The good thing for players like McGlynn, or de la Torre, or Diego Luna, or Malik Tillman (not MLS), is that they play in areas that have vacancies in the full squad. It wasn't all that long ago that the US's midfield would have been considered the hardest place to break into. But now, it's basically Adams (if he's healthy) and then nothing else is for sure. McKennie just can't be counted on to care, and what he does best is still up for debate. Musah has stagnated. Reyna has to prove that he actually exists.

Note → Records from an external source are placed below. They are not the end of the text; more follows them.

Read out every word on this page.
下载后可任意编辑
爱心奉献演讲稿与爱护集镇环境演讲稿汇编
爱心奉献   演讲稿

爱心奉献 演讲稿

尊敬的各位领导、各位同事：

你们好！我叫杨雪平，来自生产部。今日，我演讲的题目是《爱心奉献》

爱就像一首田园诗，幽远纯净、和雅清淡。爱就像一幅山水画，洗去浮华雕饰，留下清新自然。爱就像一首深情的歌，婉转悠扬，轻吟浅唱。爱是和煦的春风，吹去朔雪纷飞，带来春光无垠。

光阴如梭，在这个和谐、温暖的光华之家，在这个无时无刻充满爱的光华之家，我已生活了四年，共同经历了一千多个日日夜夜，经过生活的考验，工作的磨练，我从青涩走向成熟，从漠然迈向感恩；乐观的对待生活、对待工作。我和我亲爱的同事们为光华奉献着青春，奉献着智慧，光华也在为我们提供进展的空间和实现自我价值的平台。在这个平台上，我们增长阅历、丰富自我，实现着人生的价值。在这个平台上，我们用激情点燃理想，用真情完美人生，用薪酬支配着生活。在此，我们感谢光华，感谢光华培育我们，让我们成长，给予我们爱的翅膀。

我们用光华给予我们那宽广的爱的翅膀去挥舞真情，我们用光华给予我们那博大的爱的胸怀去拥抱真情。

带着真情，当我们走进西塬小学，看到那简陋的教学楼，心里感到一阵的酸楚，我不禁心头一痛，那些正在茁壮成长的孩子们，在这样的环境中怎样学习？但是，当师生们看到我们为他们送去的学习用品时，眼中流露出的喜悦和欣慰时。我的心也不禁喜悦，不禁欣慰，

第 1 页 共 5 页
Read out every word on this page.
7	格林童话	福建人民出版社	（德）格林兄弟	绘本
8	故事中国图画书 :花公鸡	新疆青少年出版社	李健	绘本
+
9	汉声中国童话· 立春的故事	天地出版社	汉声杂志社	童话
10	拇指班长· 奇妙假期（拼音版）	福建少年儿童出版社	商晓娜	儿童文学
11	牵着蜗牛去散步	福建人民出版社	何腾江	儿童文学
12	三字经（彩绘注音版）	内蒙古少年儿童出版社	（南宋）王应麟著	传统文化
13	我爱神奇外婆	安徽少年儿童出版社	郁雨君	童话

Playing on the opposite flank of Pulisic can still be a competition as well, given that Weah has kind of played all over the field for Juventus and not all that regularly. Especially if Pochettino wants his fullbacks to maraud, an out-and-out winger like Weah might not make as much sense as someone who can tuck in like Luna or McGlynn. If Poch wants to play with more of a #10, well, Reyna abdicated that long ago and that spot is open to someone like Luna. It's just not what Pulisic does.

There's certainly a fair amount of panic that the full-strength US team is now out of competitions to play together before the World Cup, and all that's left is a handful of friendlies in the fall and spring before summer '26 arrives. It's really hard to know how much urgency players would have put on the Gold Cup, after they've all played in a World Cup and Copa America and are Champions League regulars. They certainly didn't give a fuck about the Nations League, and it's hard to argue that in the middle of the European season that they should have.

Using the Gold Cup to give lesser-used players and MLS players to ball out is a far better use, because the USMNT has generally lacked a middle and bottom. If Poch gets two or three players who can be effective subs come the World Cup, that's worth it by itself, instead of sending on Brenden Aaronson to run around a lot with no particular direction. He could get much more, as Berhalter did four years ago when using the tournament the same way.

He's got a better canvas for it, given the steps MLS has taken since 2021. McGlynn, Luna, Freeman are playing in a better league week-to-week than James Sands, Sam Vines, or Gianluca Busio were playing against in 2021. It's a summer more of experimentation than it might have been otherwise, but that doesn't mean it can't be beneficial.